The only time I felt calm was at lunch, when I could watch my girl.
She sat in her usual place with her usual group of friends. They were all looking at something on a mobile phone, passing it around and laughing. I hate mobile phones. The telephone’s the most stupid invention ever. I hate the way you can’t see the face of the person you’re talking to, so you have no clue whether they’re making fun of you, or listening at all. It’s hard enough talking to people in person. Although I suppose text messages might be okay. I like writing things down. I think I could say more in a text message to my girl than I could to her face. But I never will, because I don’t have her number. Or a mobile phone. Maybe I could email something to her school email address. But then what if she laughed at me?

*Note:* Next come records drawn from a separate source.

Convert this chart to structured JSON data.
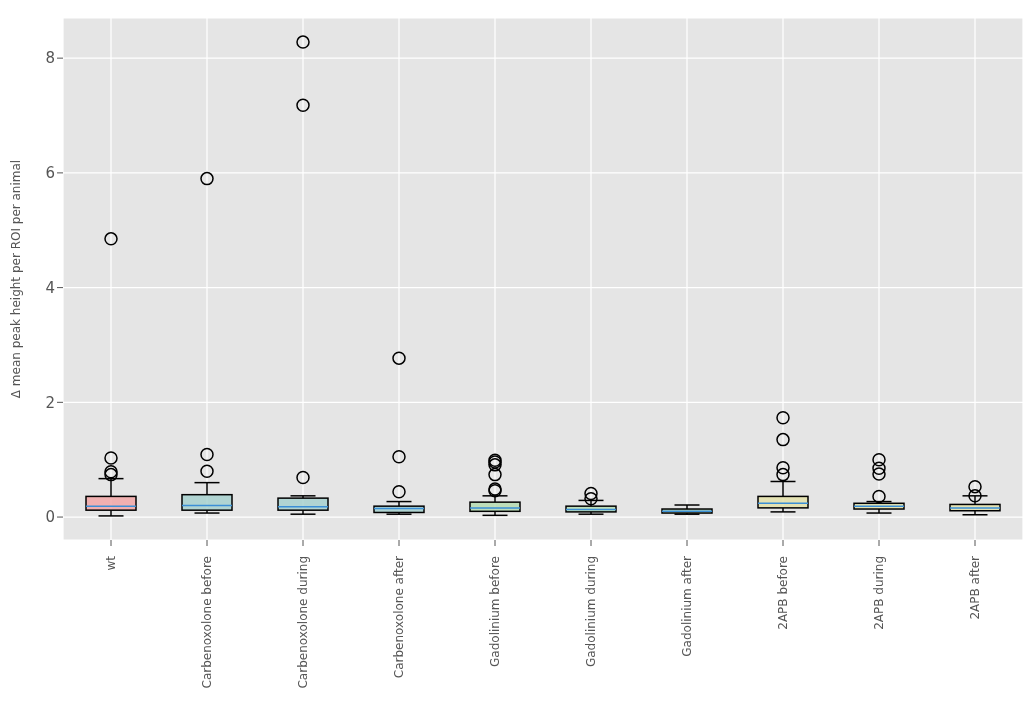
{
  "chart_data": {
    "type": "box",
    "ylabel": "Δ mean peak height per ROI per animal",
    "categories": [
      "wt",
      "Carbenoxolone before",
      "Carbenoxolone during",
      "Carbenoxolone after",
      "Gadolinium before",
      "Gadolinium during",
      "Gadolinium after",
      "2APB before",
      "2APB during",
      "2APB after"
    ],
    "colors": [
      "#f2a3a3",
      "#a3d0cd",
      "#a3d0cd",
      "#a3d0cd",
      "#b3dbae",
      "#b3dbae",
      "#b3dbae",
      "#e3e1a6",
      "#e3e1a6",
      "#e3e1a6"
    ],
    "boxes": [
      {
        "low": 0.02,
        "q1": 0.12,
        "median": 0.19,
        "q3": 0.36,
        "high": 0.67,
        "outliers": [
          0.74,
          0.79,
          1.03,
          4.85
        ]
      },
      {
        "low": 0.07,
        "q1": 0.12,
        "median": 0.2,
        "q3": 0.39,
        "high": 0.6,
        "outliers": [
          0.8,
          1.09,
          5.9
        ]
      },
      {
        "low": 0.05,
        "q1": 0.12,
        "median": 0.18,
        "q3": 0.33,
        "high": 0.37,
        "outliers": [
          0.69,
          7.18,
          8.28
        ]
      },
      {
        "low": 0.05,
        "q1": 0.08,
        "median": 0.15,
        "q3": 0.19,
        "high": 0.27,
        "outliers": [
          0.44,
          1.05,
          2.77
        ]
      },
      {
        "low": 0.03,
        "q1": 0.1,
        "median": 0.16,
        "q3": 0.26,
        "high": 0.37,
        "outliers": [
          0.46,
          0.49,
          0.74,
          0.91,
          0.96,
          0.99
        ]
      },
      {
        "low": 0.05,
        "q1": 0.09,
        "median": 0.13,
        "q3": 0.19,
        "high": 0.29,
        "outliers": [
          0.32,
          0.41
        ]
      },
      {
        "low": 0.05,
        "q1": 0.07,
        "median": 0.1,
        "q3": 0.14,
        "high": 0.21
      },
      {
        "low": 0.09,
        "q1": 0.16,
        "median": 0.24,
        "q3": 0.36,
        "high": 0.62,
        "outliers": [
          0.74,
          0.86,
          1.35,
          1.73
        ]
      },
      {
        "low": 0.07,
        "q1": 0.14,
        "median": 0.19,
        "q3": 0.24,
        "high": 0.27,
        "outliers": [
          0.36,
          0.75,
          0.85,
          1.0
        ]
      },
      {
        "low": 0.04,
        "q1": 0.11,
        "median": 0.16,
        "q3": 0.22,
        "high": 0.37,
        "outliers": [
          0.37,
          0.53
        ]
      }
    ],
    "ylim": [
      -0.4,
      8.7
    ],
    "yticks": [
      0,
      2,
      4,
      6,
      8
    ],
    "grid": true
  }
}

I can’t remember the last time I laughed.
He really was a massive drama queen. I was just about to re-read it to see if it could really be as soppy as my initial impression, when I noticed a little green online spot next to PEZZimist’s name. He was online. He was there, in his own bedroom, sitting in front of his own computer, looking at the very same page on the very same website that I was.
Without realising I was doing it, I brought my cursor up to his name and clicked. A window popped open: private chat between GUEST and PEZZimist.
I could just ask him, right now, and get an answer to the whole thing. I placed my hands on the keyboard and noticed they were trembling. I swallowed.
GUEST: hello?
GUEST: are you there?
GUEST: i need to talk to you. i think i can help.